Doing these things will certainly add cost to the forecasting process. The hope is that they will make the forecast more accurate and less biased. (Just be aware, by a curious quirk of nature, that complexity may be contrary to improved accuracy, as the forthcoming Green & Armstrong article "Simple versus complex forecasting: The evidence" discusses.)
Heroic efforts may be justified for important, high-value forecasts, that have significant impact on overall company success. But for most things we forecast, it is sufficient to come up with a number that is "good enough" to make a planning decision. An extra percentage point or two of forecast accuracy -- even if it could be achieved -- just isn't worth the effort.
A defensive forecaster is not so much concerned with how good a forecast can be, but rather, with avoiding how bad a forecast can be.
Defensive forecasters recognize that most organizations fail to achieve the best possible forecasts. And many organizations actually forecast worse than doing nothing (and instead just using the latest observation as the forecast). As Steve Morlidge reported in Foresight, 52% of the forecasts in his study sample failed to improve upon the naïve model. So more than half the time, these organizations were spending resources just to make the forecast worse.
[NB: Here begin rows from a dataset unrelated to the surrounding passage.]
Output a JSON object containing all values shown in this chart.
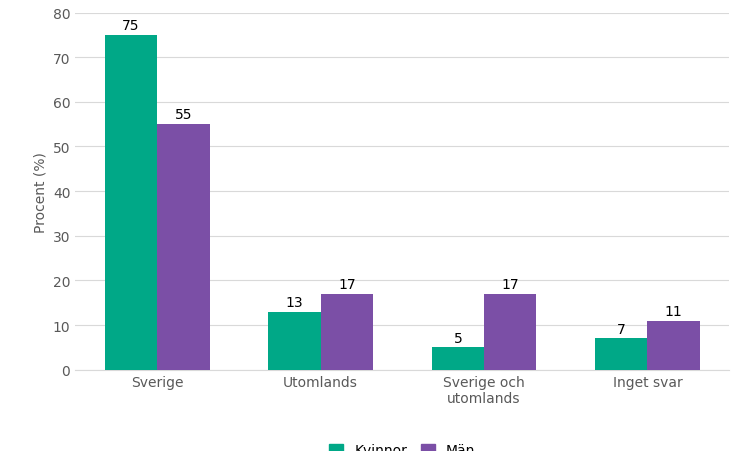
{
  "categories": [
    "Sverige",
    "Utomlands",
    "Sverige och\nutomlands",
    "Inget svar"
  ],
  "kvinnor_values": [
    75,
    13,
    5,
    7
  ],
  "man_values": [
    55,
    17,
    17,
    11
  ],
  "kvinnor_color": "#00A887",
  "man_color": "#7B4FA6",
  "ylabel": "Procent (%)",
  "ylim": [
    0,
    80
  ],
  "yticks": [
    0,
    10,
    20,
    30,
    40,
    50,
    60,
    70,
    80
  ],
  "legend_kvinnor": "Kvinnor",
  "legend_man": "Män",
  "bar_width": 0.32,
  "background_color": "#ffffff",
  "grid_color": "#d9d9d9",
  "text_color": "#595959",
  "label_fontsize": 10,
  "tick_fontsize": 10,
  "legend_fontsize": 10,
  "value_fontsize": 10
}
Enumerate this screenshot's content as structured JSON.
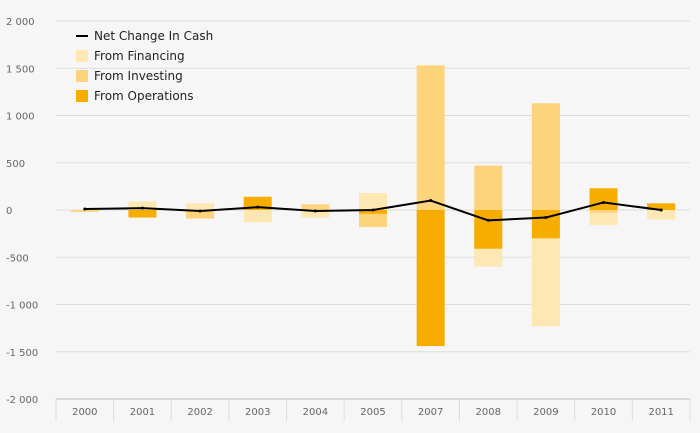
{
  "chart_data": {
    "type": "bar",
    "categories": [
      "2000",
      "2001",
      "2002",
      "2003",
      "2004",
      "2005",
      "2007",
      "2008",
      "2009",
      "2010",
      "2011"
    ],
    "ylim": [
      -2000,
      2000
    ],
    "yticks": [
      2000,
      1500,
      1000,
      500,
      0,
      -500,
      -1000,
      -1500,
      -2000
    ],
    "ytick_labels": [
      "2 000",
      "1 500",
      "1 000",
      "500",
      "0",
      "-500",
      "-1 000",
      "-1 500",
      "-2 000"
    ],
    "grid": true,
    "legend_position": "top-left",
    "series": [
      {
        "name": "From Financing",
        "kind": "bar",
        "color": "#fde7b3",
        "values": [
          -10,
          90,
          70,
          -130,
          -80,
          180,
          0,
          -600,
          -1230,
          -160,
          -100
        ]
      },
      {
        "name": "From Investing",
        "kind": "bar",
        "color": "#fdd47c",
        "values": [
          -20,
          -50,
          -90,
          50,
          60,
          -180,
          1530,
          470,
          1130,
          -30,
          70
        ]
      },
      {
        "name": "From Operations",
        "kind": "bar",
        "color": "#f7ad00",
        "values": [
          0,
          -80,
          0,
          140,
          0,
          -40,
          -1440,
          -410,
          -300,
          230,
          70
        ]
      },
      {
        "name": "Net Change In Cash",
        "kind": "line",
        "color": "#000000",
        "values": [
          10,
          20,
          -10,
          30,
          -10,
          0,
          100,
          -110,
          -80,
          80,
          0
        ]
      }
    ],
    "legend": [
      {
        "label": "Net Change In Cash",
        "marker": "line",
        "color": "#000000"
      },
      {
        "label": "From Financing",
        "marker": "box",
        "color": "#fde7b3"
      },
      {
        "label": "From Investing",
        "marker": "box",
        "color": "#fdd47c"
      },
      {
        "label": "From Operations",
        "marker": "box",
        "color": "#f7ad00"
      }
    ]
  }
}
The defensive forecaster can use FVA analysis to identify those forecast process steps that are failing to improve the forecast. The primary objective is to weed out wasted efforts, to stop making the forecast worse, and to forecast at least as well as the naïve model.
Once the organization is forecasting at least as well as the naïve model, then it is time to hand matters back over to the offensive forecasters -- to extract every last percent of accuracy that is possible.